For some PR trades, this is a perfectly adequate. One press release reaches a readership of a million people who in turn repay the client the cost of the press release and then some. The effect on the relationship between the organisation and the readers as well as tertiary publics such as journalists, editors and the process of WOM is ignored. Crude, better than nothing and informing management very little about effect.
Lets see if we can improve on that.
Suppose the PR practitioner was to ask the client:
- "Do you have values?"
- "Does your organisation have values?"
- "Do you invest time explaining, even re-enforcing, your values and the organisation's values to the Board?"
- "Do you and the Board invest time explaining your values and the organisation's values to your shareholders, employees, customers, vendors and other stakeholders?"
- "Do you use your values and the organisation's values to single out your brands among consumers/customers?"
I think that most managers would agree that their values and the values of the organisation are very significant competitive differentiators and that valued have value.
Now, lets make this harder.
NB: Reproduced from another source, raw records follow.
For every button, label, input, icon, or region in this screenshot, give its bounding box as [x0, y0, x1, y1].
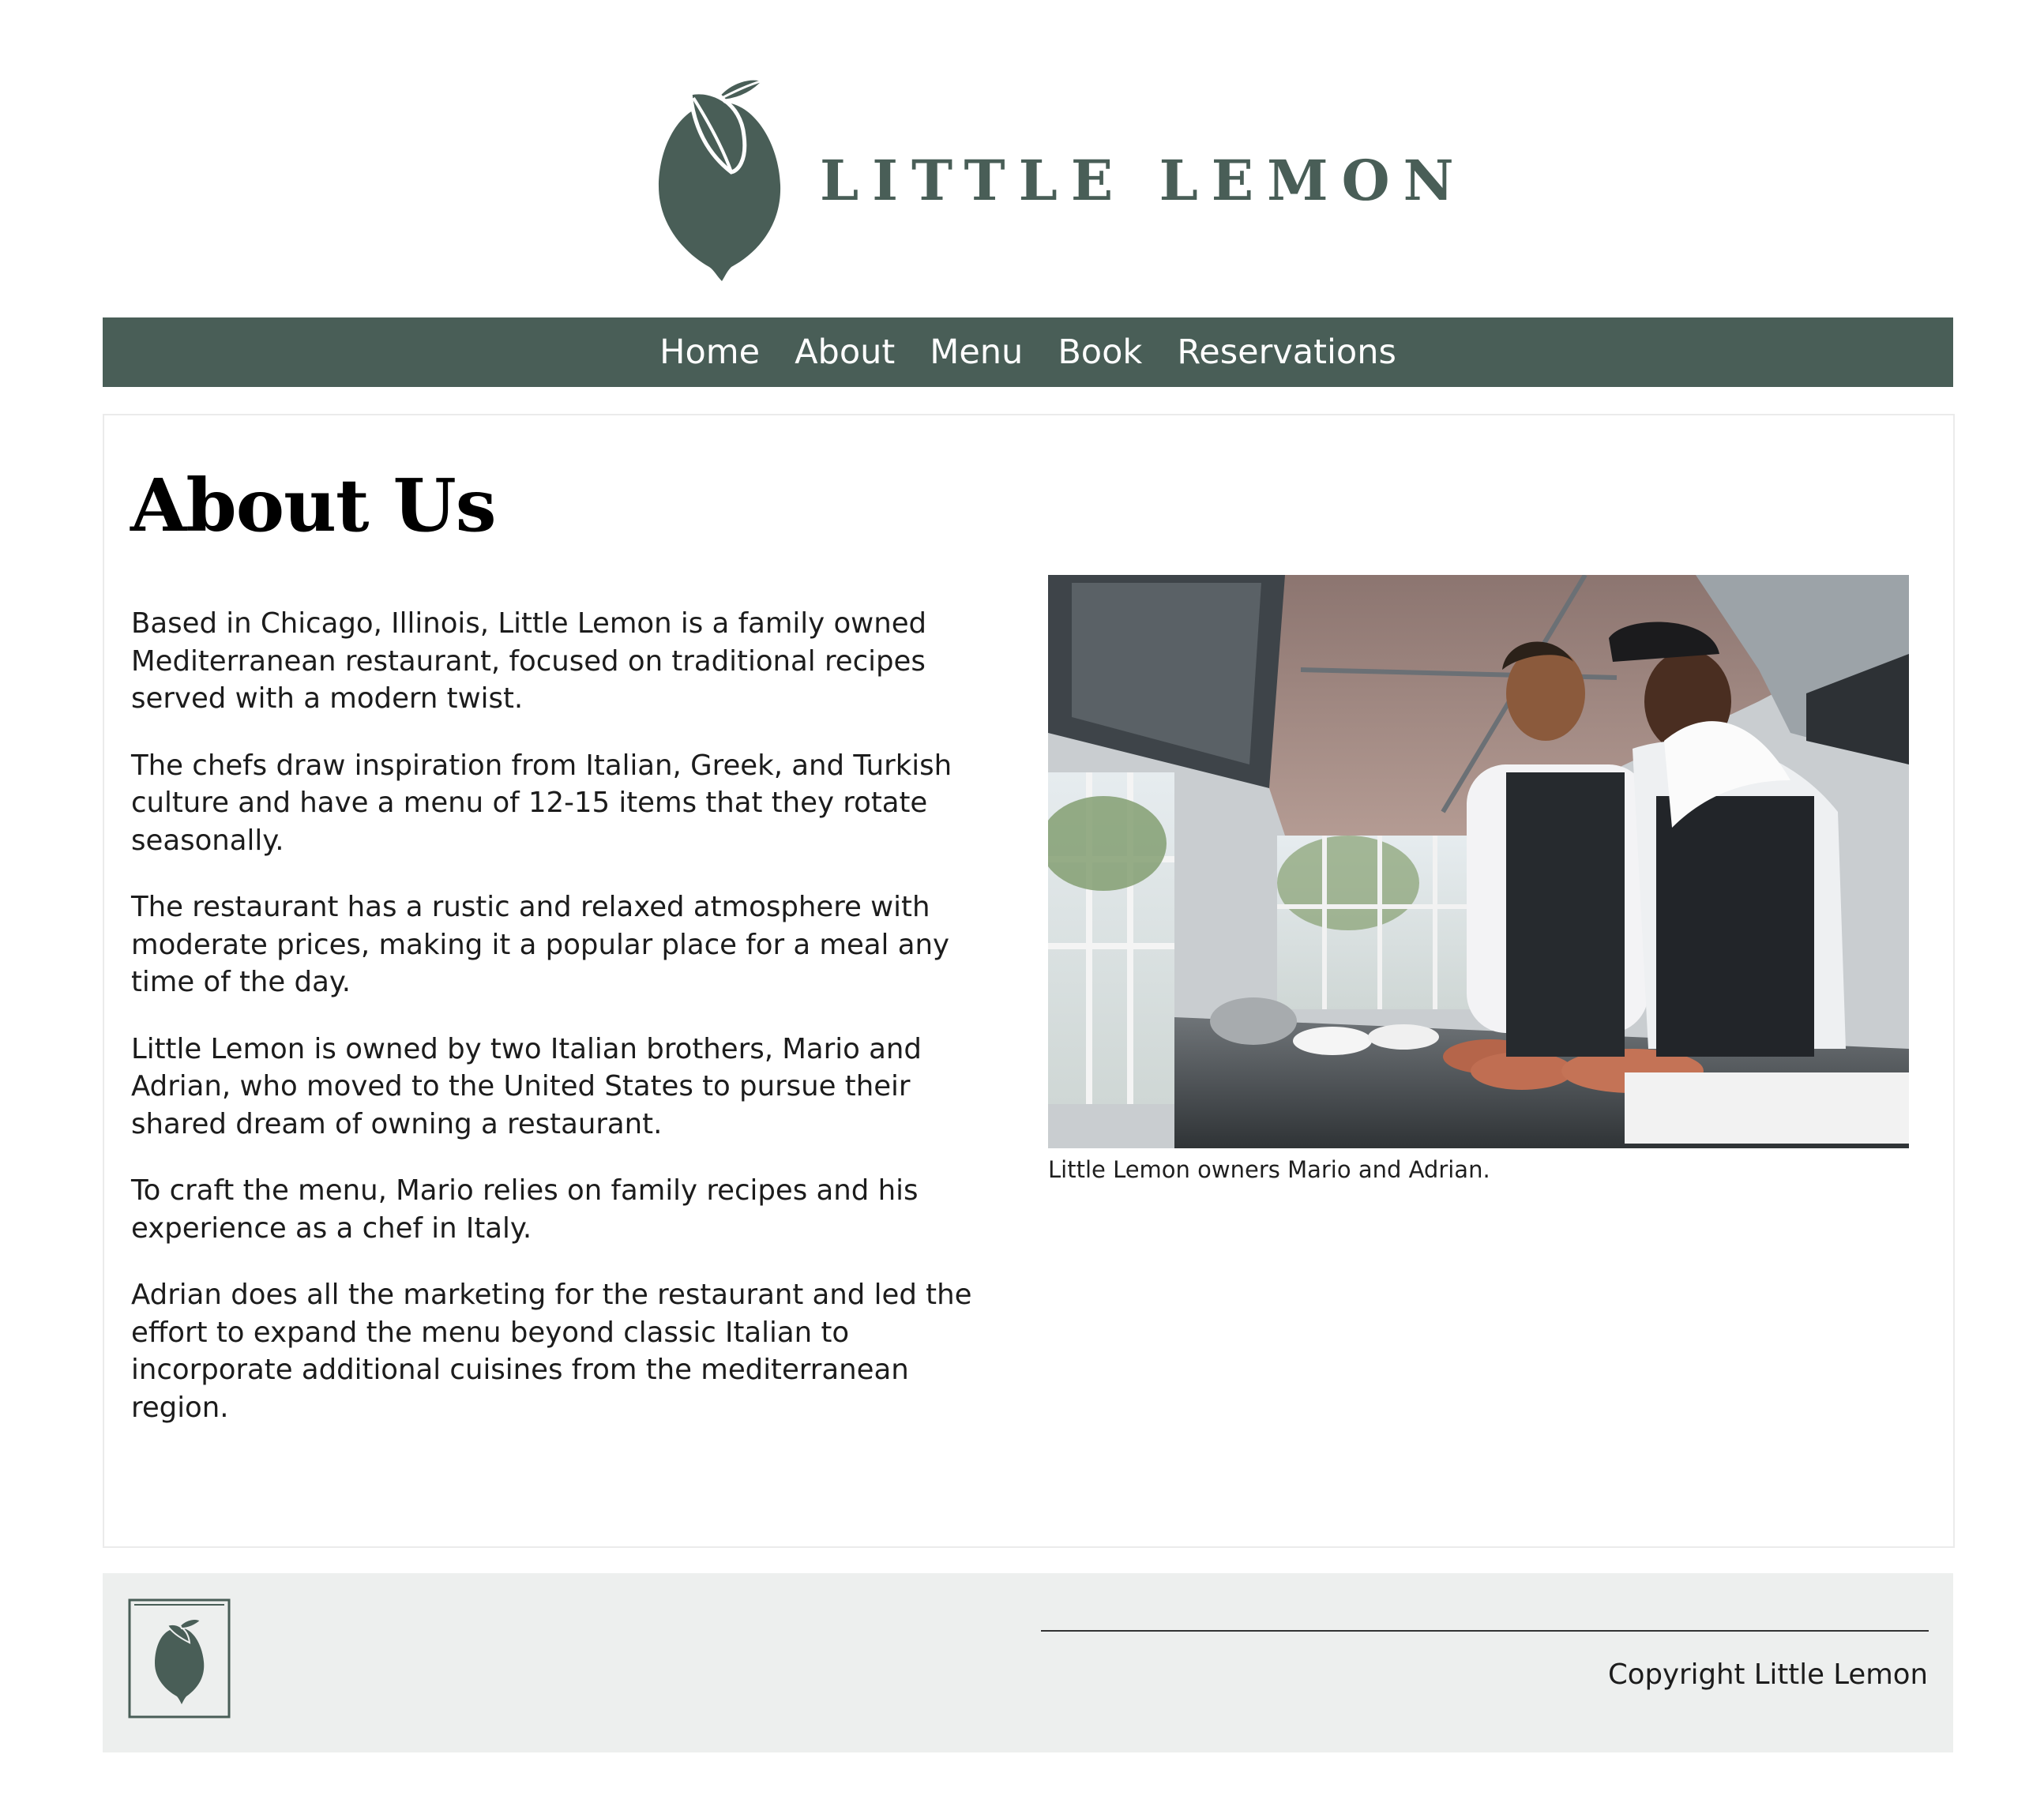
copyright-text: Copyright Little Lemon — [1607, 1658, 1928, 1691]
about-text: Based in Chicago, Illinois, Little Lemon… — [131, 605, 1000, 1456]
nav-item-home[interactable]: Home — [659, 335, 760, 370]
brand-wordmark: LITTLE LEMON — [820, 148, 1467, 213]
owners-photo — [1048, 575, 1909, 1148]
about-paragraph: Adrian does all the marketing for the re… — [131, 1279, 972, 1424]
main-nav: Home About Menu Book Reservations — [103, 317, 1953, 387]
footer-logo[interactable] — [128, 1598, 231, 1718]
nav-item-about[interactable]: About — [795, 335, 895, 370]
page: LITTLE LEMON Home About Menu Book Reserv… — [0, 0, 2044, 1818]
lemon-icon — [128, 1598, 231, 1718]
about-paragraph: The chefs draw inspiration from Italian,… — [131, 749, 952, 857]
about-paragraph: Little Lemon is owned by two Italian bro… — [131, 1032, 922, 1140]
lemon-icon — [659, 76, 781, 281]
page-title: About Us — [130, 463, 497, 548]
nav-item-book[interactable]: Book — [1058, 335, 1142, 370]
about-paragraph: To craft the menu, Mario relies on famil… — [131, 1174, 919, 1245]
nav-item-reservations[interactable]: Reservations — [1177, 335, 1396, 370]
footer-divider — [1041, 1630, 1929, 1632]
about-section: About Us Based in Chicago, Illinois, Lit… — [103, 414, 1955, 1548]
site-footer: Copyright Little Lemon — [103, 1573, 1953, 1752]
about-paragraph: The restaurant has a rustic and relaxed … — [131, 891, 949, 998]
photo-caption: Little Lemon owners Mario and Adrian. — [1048, 1156, 1490, 1183]
owners-figure: Little Lemon owners Mario and Adrian. — [1048, 575, 1909, 1184]
about-paragraph: Based in Chicago, Illinois, Little Lemon… — [131, 607, 927, 715]
site-logo[interactable]: LITTLE LEMON — [654, 74, 1454, 284]
nav-item-menu[interactable]: Menu — [930, 335, 1023, 370]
What if you ask the CEO:
- "What is the Return on Investment from your values and the values of the organisation?"
Now, in PR, we do have the answer.
Not marketers, not accountants, not business gurus.
Although many do recognise values as important even if they are not really sure how to identify values I cite: Charles Handy, Peter Drucker and Henry Mintzberg plus L Chen - 2009; H Donker 2008; M Chong 2010; J Cambra-Fierro & Y Polo-Redondo 2008; NL Trapp 2010 etc. etc).
In PR, grounded research (much better research than brand mangers have - and explained in this post), show that, among different segments of the public, there are drivers that build relationships between them and the organisation. They take the values of the organisation and where those values coincide with personal or group values, they find an affinity with the organisation.
An organisation can be described as a nexus of values and, to extent that they chime with the values of people or groups, there is a coincidence of interest.
We also know from a range of research and academic writing that organisations need to be able to understand the affinity between consumers and brand values to be effective and successful.
I cite, for example: JN Kapferer 2008; S Boo, J Busser, 2009; KL Keller & T Apéria 2008; S Srinivasan 2009; N Mizik & R Jacobson 2008; AE Cretu 2007; J Kim & JD Morris 2008 ....
For PR, deeper and more relevant measurement is to be able to identify the Return on organisational Values.
Does the organisation understand the values of its constituents? Does the organisation have values that chime with its constituency and in explications of its values, is it creating, sustaining and enriching positive relationships.
There is significant literature which explores the concept of Return on Values and much of the literature touches on matters like ethics, trust and reputation.
I cite for example: P van Beurden 2011; KS Cameron 2006; DA Waldman & MS de Luque 2006 LL Nash 2010 etc.
With rich, sustainable and supportive relationships, organisations will prosper both in the short and long term.
The return on investment in having clear, relevant, supportive and mutually acceptable values with the organisational constituency is a great deal more than cash out and cash-plus back. Yes, there is cash-plus back today but also cash-plus back tomorrow and with wider audiences. The real ROI will be seen to deliver real shareholder value, lower cost of doing business, a stable workforce with lower recruitment cost, enhanced vendor relationships and a more supportive licence to operate (Keller, Handy, etc etc).
Return on Values seems to be a much more sensible way of measuring PR.